The viral filtration (VFE) was calculated for two sizes of aerosols, 6 microns (VFE 6 μm), which is the size of aerosols produced by coughing, and 2.6 microns, which are small enough to be inhaled into the lower respiratory system.

The best performing fabric masks filtered 97% to 99% of the virus at both VFE measures.

One mask, made according to the Victorian Department of Health and Human Services guidelines, with two layers of reusable shopping bag fabric and one layer of cotton, filtered performing at 98.6% of the 6 micron particles and 99.1% of the 2.6 ones.

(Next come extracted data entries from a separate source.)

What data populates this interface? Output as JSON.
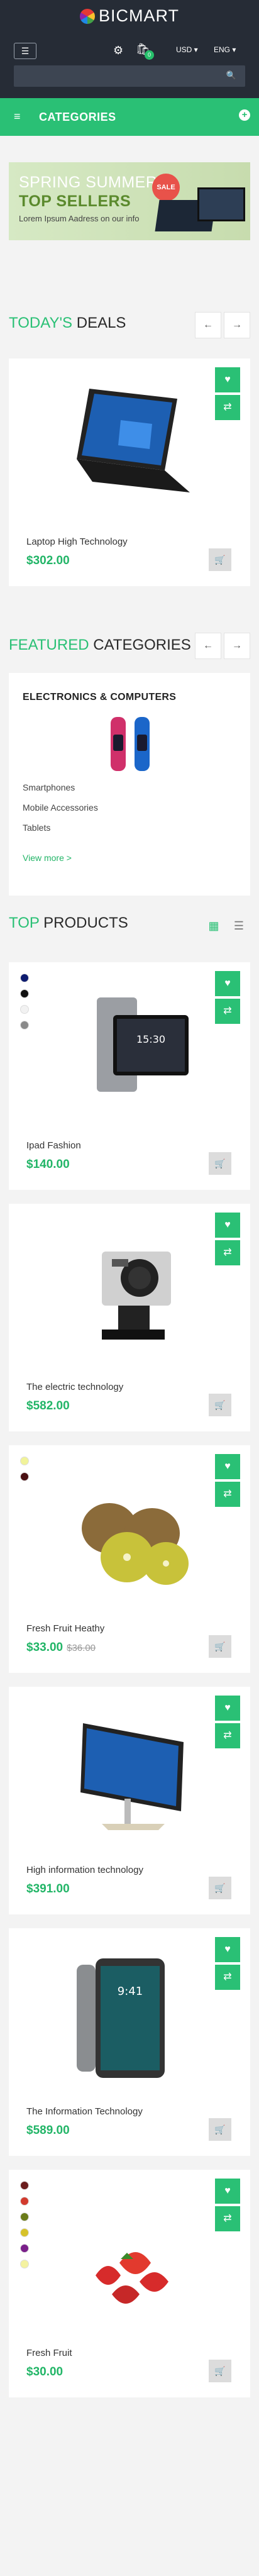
{
  "header": {
    "brand": "BICMART",
    "menu_icon": "menu-icon",
    "settings_icon": "gear-icon",
    "cart_icon": "shopping-bag-icon",
    "cart_count": "0",
    "currency": "USD ▾",
    "language": "ENG ▾",
    "search_placeholder": ""
  },
  "categories_bar": {
    "label": "CATEGORIES"
  },
  "banner": {
    "line1": "SPRING SUMMER",
    "line2": "TOP SELLERS",
    "line3": "Lorem Ipsum Aadress on our info",
    "badge": "SALE"
  },
  "todays_deals": {
    "title_accent": "TODAY'S",
    "title_rest": " DEALS",
    "product": {
      "name": "Laptop High Technology",
      "price": "$302.00"
    }
  },
  "featured": {
    "title_accent": "FEATURED",
    "title_rest": " CATEGORIES",
    "card_title": "ELECTRONICS & COMPUTERS",
    "links": [
      "Smartphones",
      "Mobile Accessories",
      "Tablets"
    ],
    "view_more": "View more >"
  },
  "top_products": {
    "title_accent": "TOP",
    "title_rest": " PRODUCTS",
    "items": [
      {
        "name": "Ipad Fashion",
        "price": "$140.00",
        "old_price": "",
        "colors": [
          "#0d1b6f",
          "#111111",
          "#f2f2f2",
          "#8a8a8a"
        ]
      },
      {
        "name": "The electric technology",
        "price": "$582.00",
        "old_price": "",
        "colors": []
      },
      {
        "name": "Fresh Fruit Heathy",
        "price": "$33.00",
        "old_price": "$36.00",
        "colors": [
          "#f1f39a",
          "#4a0f12"
        ]
      },
      {
        "name": "High information technology",
        "price": "$391.00",
        "old_price": "",
        "colors": []
      },
      {
        "name": "The Information Technology",
        "price": "$589.00",
        "old_price": "",
        "colors": []
      },
      {
        "name": "Fresh Fruit",
        "price": "$30.00",
        "old_price": "",
        "colors": [
          "#6a1d1d",
          "#d23b2e",
          "#6b7c1a",
          "#d6c22a",
          "#7a1f8a",
          "#f4f2a0"
        ]
      }
    ]
  },
  "accent_color": "#2ac075"
}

Another mask made from two layers of cotton had a VFE 6.0 μm of 55% and a VFE 2.6 μm of 93%. However, the effectiveness of that mask increased to become one of the best performers by simply inserting a section of vacuum cleaner bag or a dried baby wipe.

This study also found the VFE of N95 and surgical masks supported their high advertised bacterial filtration efficiency.

The Flinders environmental health experts said that while a 50% reduction might not seem particularly effective, US modelling studies have shown that if 80% of the population was wearing a 50% effective mask in areas of high transmission like New York, the number of COVID-19 deaths could fall between 17% and 45%.

This predicted reduction in deaths is significantly increased by wearing masks in areas with lower transmission rates, the researchers say.

Flinders University scientist Dr Harriet Whiley the study offered useful guidance for people required to wear face masks in public during the COVID-19 pandemic,” says

“The information will also inform best practice for fabric face mask design to protect against respiratory diseases and reduce community-based transmission of SARS-CoV-2 – the virus that causes Covid-19.”